Deep Neural Network Approach to Forward-Inverse Problems
This provides a method for researchers in computational science to handle forward-inverse problems in differential equations, though it appears incremental as it builds on existing DNN approaches.
The paper tackles solving differential equations (DEs) and their inverse problems by proposing a unified deep neural network (DNN) architecture that approximates analytic solutions and model parameters simultaneously, with theoretical convergence proofs and numerical validation on various equations like 1D transport and 2D heat equations.

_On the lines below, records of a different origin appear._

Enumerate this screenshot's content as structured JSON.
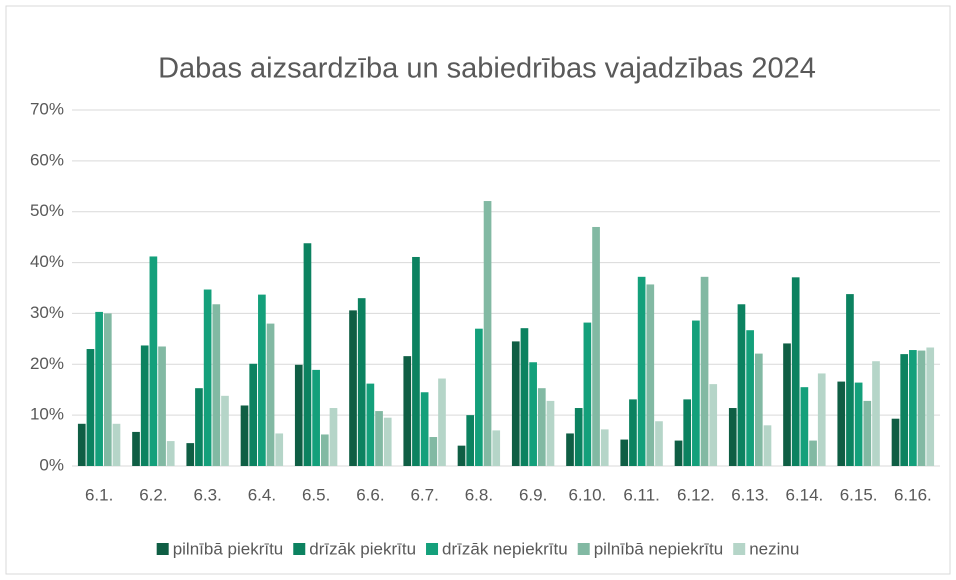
{
  "chart_data": {
    "type": "bar",
    "title": "Dabas aizsardzība un sabiedrības vajadzības 2024",
    "categories": [
      "6.1.",
      "6.2.",
      "6.3.",
      "6.4.",
      "6.5.",
      "6.6.",
      "6.7.",
      "6.8.",
      "6.9.",
      "6.10.",
      "6.11.",
      "6.12.",
      "6.13.",
      "6.14.",
      "6.15.",
      "6.16."
    ],
    "series": [
      {
        "name": "pilnībā piekrītu",
        "color": "#0f5e44",
        "values": [
          8.3,
          6.7,
          4.5,
          11.9,
          19.9,
          30.6,
          21.6,
          4,
          24.5,
          6.4,
          5.2,
          5,
          11.4,
          24.1,
          16.6,
          9.3
        ]
      },
      {
        "name": "drīzāk piekrītu",
        "color": "#0c8260",
        "values": [
          23,
          23.7,
          15.3,
          20.1,
          43.8,
          33,
          41.1,
          10,
          27.1,
          11.4,
          13.1,
          13.1,
          31.8,
          37.1,
          33.8,
          22
        ]
      },
      {
        "name": "drīzāk nepiekrītu",
        "color": "#14a07b",
        "values": [
          30.3,
          41.2,
          34.7,
          33.7,
          18.9,
          16.2,
          14.5,
          27,
          20.4,
          28.2,
          37.2,
          28.6,
          26.7,
          15.5,
          16.4,
          22.8
        ]
      },
      {
        "name": "pilnībā nepiekrītu",
        "color": "#82b9a3",
        "values": [
          30,
          23.5,
          31.8,
          28,
          6.2,
          10.8,
          5.7,
          52.1,
          15.3,
          47,
          35.7,
          37.2,
          22.1,
          5,
          12.8,
          22.7
        ]
      },
      {
        "name": "nezinu",
        "color": "#b5d5c8",
        "values": [
          8.3,
          4.9,
          13.8,
          6.4,
          11.4,
          9.5,
          17.2,
          7,
          12.8,
          7.2,
          8.8,
          16.1,
          8,
          18.2,
          20.6,
          23.3
        ]
      }
    ],
    "ylim": [
      0,
      70
    ],
    "yticks": [
      {
        "value": 0,
        "label": "0%"
      },
      {
        "value": 10,
        "label": "10%"
      },
      {
        "value": 20,
        "label": "20%"
      },
      {
        "value": 30,
        "label": "30%"
      },
      {
        "value": 40,
        "label": "40%"
      },
      {
        "value": 50,
        "label": "50%"
      },
      {
        "value": 60,
        "label": "60%"
      },
      {
        "value": 70,
        "label": "70%"
      }
    ],
    "grid": true,
    "legend": "bottom"
  }
}
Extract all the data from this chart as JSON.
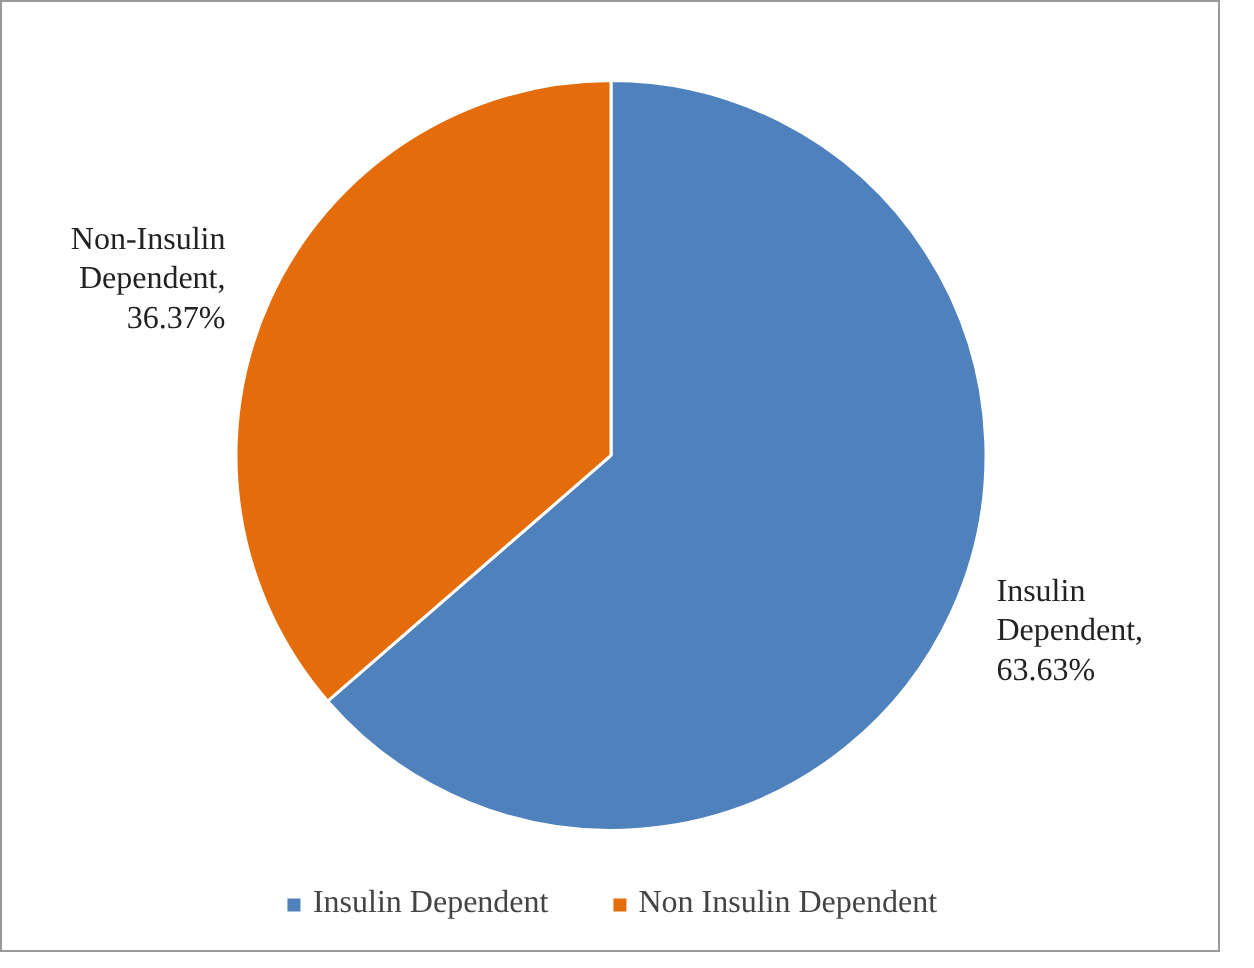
{
  "chart_data": {
    "type": "pie",
    "categories": [
      "Insulin Dependent",
      "Non Insulin Dependent"
    ],
    "values": [
      63.63,
      36.37
    ],
    "colors": [
      "#4f81bd",
      "#e46c0a"
    ],
    "value_labels": [
      "Insulin Dependent, 63.63%",
      "Non-Insulin Dependent, 36.37%"
    ],
    "legend": "bottom"
  }
}
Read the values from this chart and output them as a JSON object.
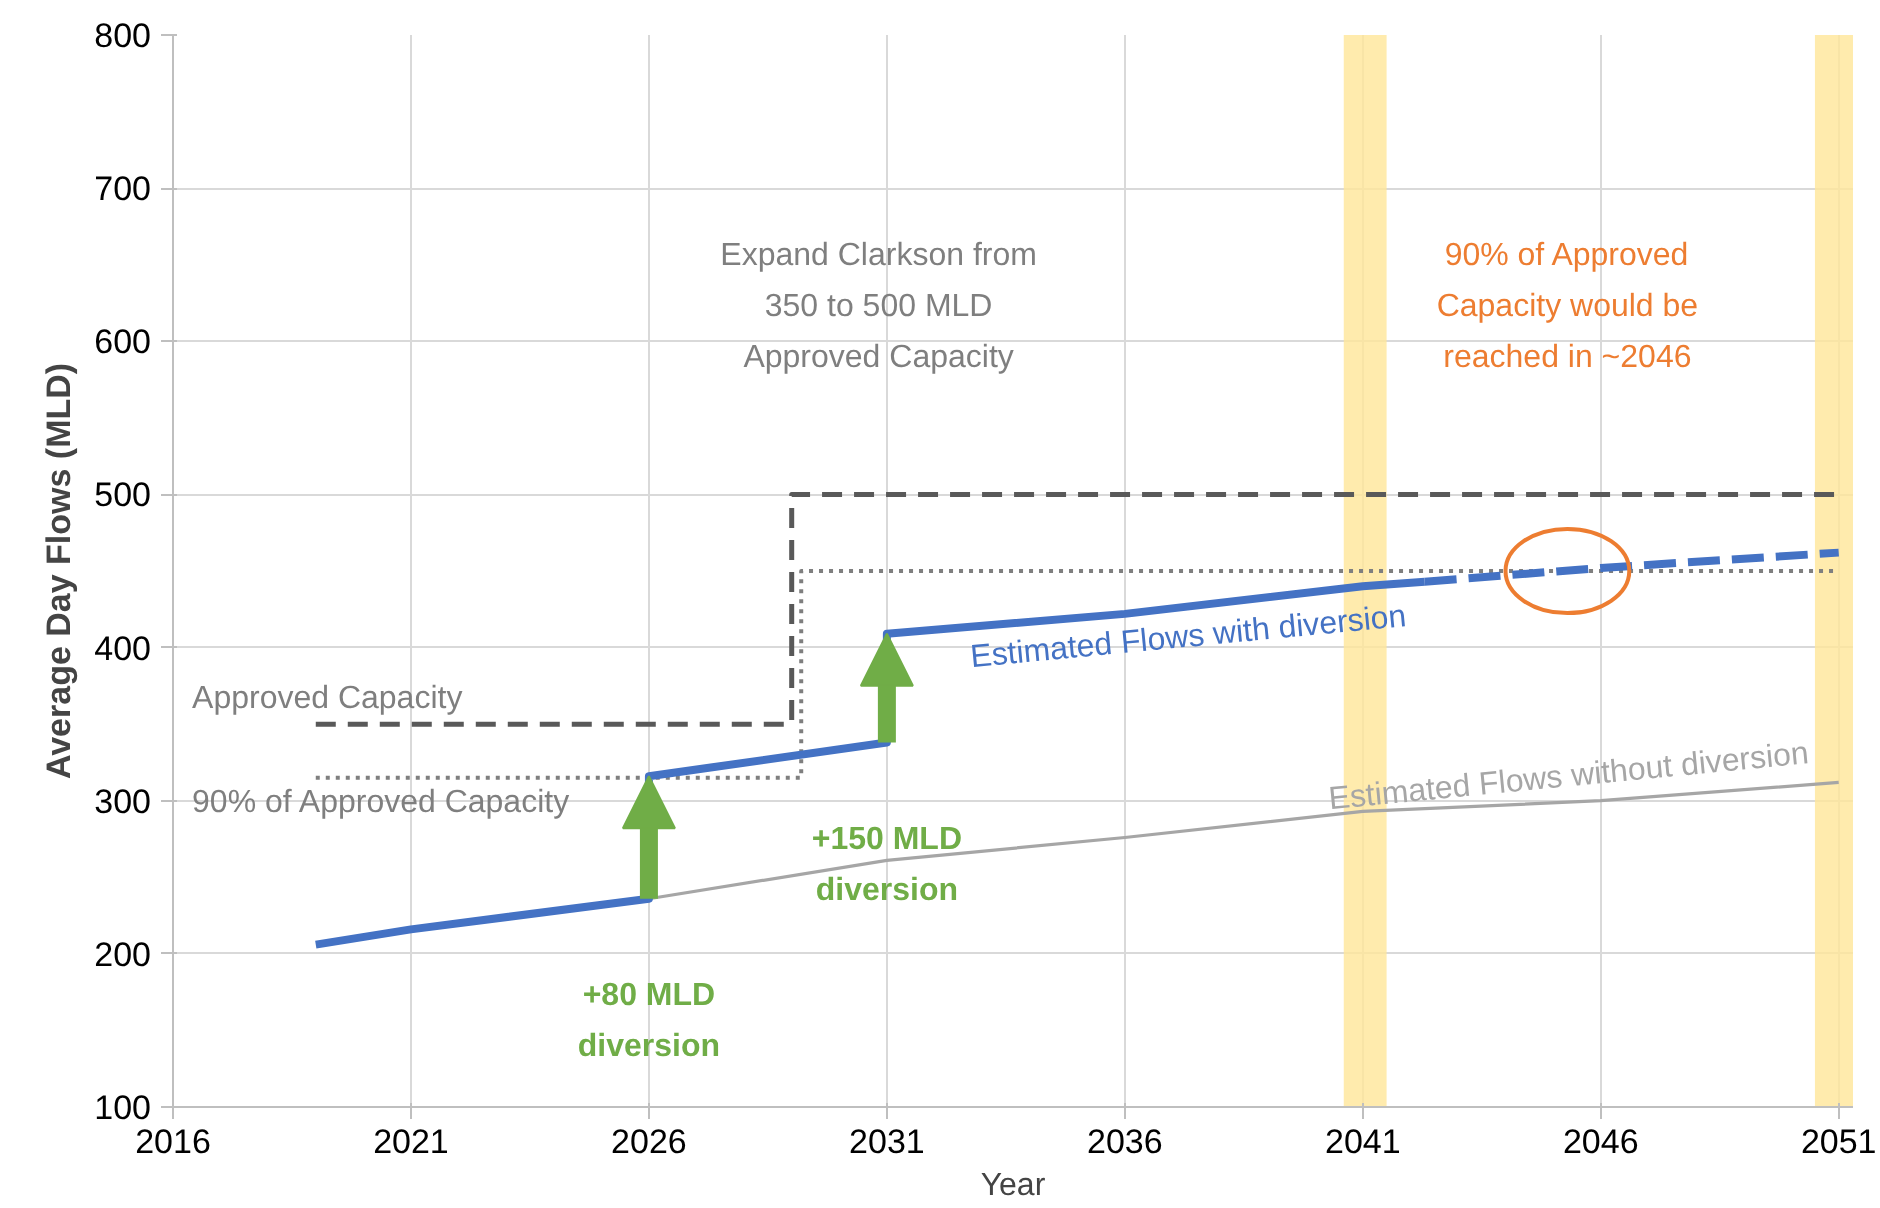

In this paper, we construct approximated solutions of Differential Equations (DEs) using the Deep Neural Network (DNN). Furthermore, we present an architecture that includes the process of finding model parameters through experimental data, the inverse problem. That is, we provide a unified framework of DNN architecture that approximates an analytic solution and its model parameters simultaneously. The architecture consists of a feed forward DNN with non-linear activation functions depending on DEs, automatic differentiation, reduction of order, and gradient based optimization method. We also prove theoretically that the proposed DNN solution converges to an analytic solution in a suitable function space for fundamental DEs. Finally, we perform numerical experiments to validate the robustness of our simplistic DNN architecture for 1D transport equation, 2D heat equation, 2D wave equation, and the Lotka-Volterra system.